Cora steadied her hand on the release knob for the final set of wings and looked up to see Sam and his mystery woman running back towards her. His diver was gone and she realized that he was desperately trying to get on her car before she lifted off.
She checked her watch again and saw that there were only five seconds remaining. It took nearly that long for the lift wings to fully extend and she pulled hard on the knob and braced in her seat. The carrier rattled as the wings exploded from the side of the ship, unfolding and extending out hundreds of feet to either side. She could hear the snapping sounds as the wings’ frame locked into place one joint at a time in rapid-fire succession. It was far more exhilarating in this moment than it had been in testing!
She felt the ship rock back slightly as the wings caught the air like sails above the car, but a sharp jerk let her know that she was still very much attached to the rest of the train. The wings continued to arch back and Cora could hear the joints where they anchored through the hull of her ship groaning with the pressure. Then – all of a sudden – the groaning stopped and she felt the push of gravity forcing her down into her seat as she began to rise up into the air. She hadn’t felt anything when the car broke free, but clearly it had done just that.
She looked forward and was blown
away to see Sam still running toward her. What had felt like a full minute of tension had been little more than five seconds. She reached over and pulled the knob that controlled her central charge release and took a calculated risk by pulling it out for a split second before letting it go. The roar of gears and mechanisms winding behind her came to life for a second before stopping with a loud clang, and Cora watched as her ship pushed the car back closer to the rest of the ship. Sam and his lady friend were both out of her view now, obstructed by the car she was lifting, but she’d done all that she could to give them a fighting chance. Now, she needed to focus on keeping herself alive and getting into position to finish the job.
A quick glance from side to side confirmed that the wings were holding strong. The carrier had done it! It had hauled the entire vault car right up out of the water. She only imagined how ridiculous this must look from the train and longed to have seen the rich bastards watching as their money sailed away into the darkening sky above.

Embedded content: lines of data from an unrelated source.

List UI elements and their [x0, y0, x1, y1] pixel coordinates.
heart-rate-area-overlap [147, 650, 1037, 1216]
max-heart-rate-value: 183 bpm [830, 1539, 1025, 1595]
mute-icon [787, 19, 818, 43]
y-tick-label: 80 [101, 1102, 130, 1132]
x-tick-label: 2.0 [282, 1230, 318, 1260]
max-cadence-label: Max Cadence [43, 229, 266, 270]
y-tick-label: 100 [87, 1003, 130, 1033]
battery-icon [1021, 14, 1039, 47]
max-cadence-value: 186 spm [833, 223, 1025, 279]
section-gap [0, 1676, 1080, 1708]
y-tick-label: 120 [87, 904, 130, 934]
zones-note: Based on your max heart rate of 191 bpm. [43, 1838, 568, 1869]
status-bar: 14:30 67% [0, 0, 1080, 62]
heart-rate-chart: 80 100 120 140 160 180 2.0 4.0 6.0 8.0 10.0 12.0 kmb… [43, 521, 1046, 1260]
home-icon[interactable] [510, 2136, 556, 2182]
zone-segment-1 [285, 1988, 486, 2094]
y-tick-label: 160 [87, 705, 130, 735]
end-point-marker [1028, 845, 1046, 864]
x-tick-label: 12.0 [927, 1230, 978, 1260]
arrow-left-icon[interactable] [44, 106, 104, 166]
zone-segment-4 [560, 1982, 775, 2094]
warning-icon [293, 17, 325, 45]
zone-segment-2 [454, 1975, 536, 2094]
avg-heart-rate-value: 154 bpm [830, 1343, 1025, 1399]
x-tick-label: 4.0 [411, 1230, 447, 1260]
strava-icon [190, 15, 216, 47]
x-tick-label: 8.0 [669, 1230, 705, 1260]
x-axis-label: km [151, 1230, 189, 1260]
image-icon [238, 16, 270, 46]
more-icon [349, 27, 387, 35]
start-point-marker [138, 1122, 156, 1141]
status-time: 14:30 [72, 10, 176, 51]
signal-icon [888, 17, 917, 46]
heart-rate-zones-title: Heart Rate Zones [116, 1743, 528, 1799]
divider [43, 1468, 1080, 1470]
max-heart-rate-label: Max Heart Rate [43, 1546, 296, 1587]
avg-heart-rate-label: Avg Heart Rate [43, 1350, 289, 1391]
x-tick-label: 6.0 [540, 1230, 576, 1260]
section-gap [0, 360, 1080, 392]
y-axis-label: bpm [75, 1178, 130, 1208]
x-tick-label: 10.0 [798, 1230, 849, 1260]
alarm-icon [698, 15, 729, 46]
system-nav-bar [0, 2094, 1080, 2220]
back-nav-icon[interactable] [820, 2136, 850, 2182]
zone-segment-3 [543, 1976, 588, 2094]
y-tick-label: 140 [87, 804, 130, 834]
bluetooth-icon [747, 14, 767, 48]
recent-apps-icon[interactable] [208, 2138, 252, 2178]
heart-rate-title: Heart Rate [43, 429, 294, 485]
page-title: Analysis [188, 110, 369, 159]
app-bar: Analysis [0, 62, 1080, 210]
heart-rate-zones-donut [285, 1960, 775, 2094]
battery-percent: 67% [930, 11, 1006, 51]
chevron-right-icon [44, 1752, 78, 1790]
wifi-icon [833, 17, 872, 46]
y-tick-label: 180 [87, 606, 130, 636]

Cora was fast losing speed and had to be quick about making her first maneuver after liftoff. After flipping on her exterior lights to alert DaVinci that she was on her way, she banked the carrier to the right and pulled the central charge handle back, locking it into place this time. The noise picked back up behind her and she felt a very gentle push as her ship picked up some speed through a very wide and gentle turn back toward the mothership which she knew was now far behind them and doing its best to reach her before time ran out. It took nearly a minute to complete the turn without risking the integrity of the wings. With the sun now set, there was just a faint glow on the horizon to tell her that she’d found west again, but it would be gone entirely in a matter of minutes.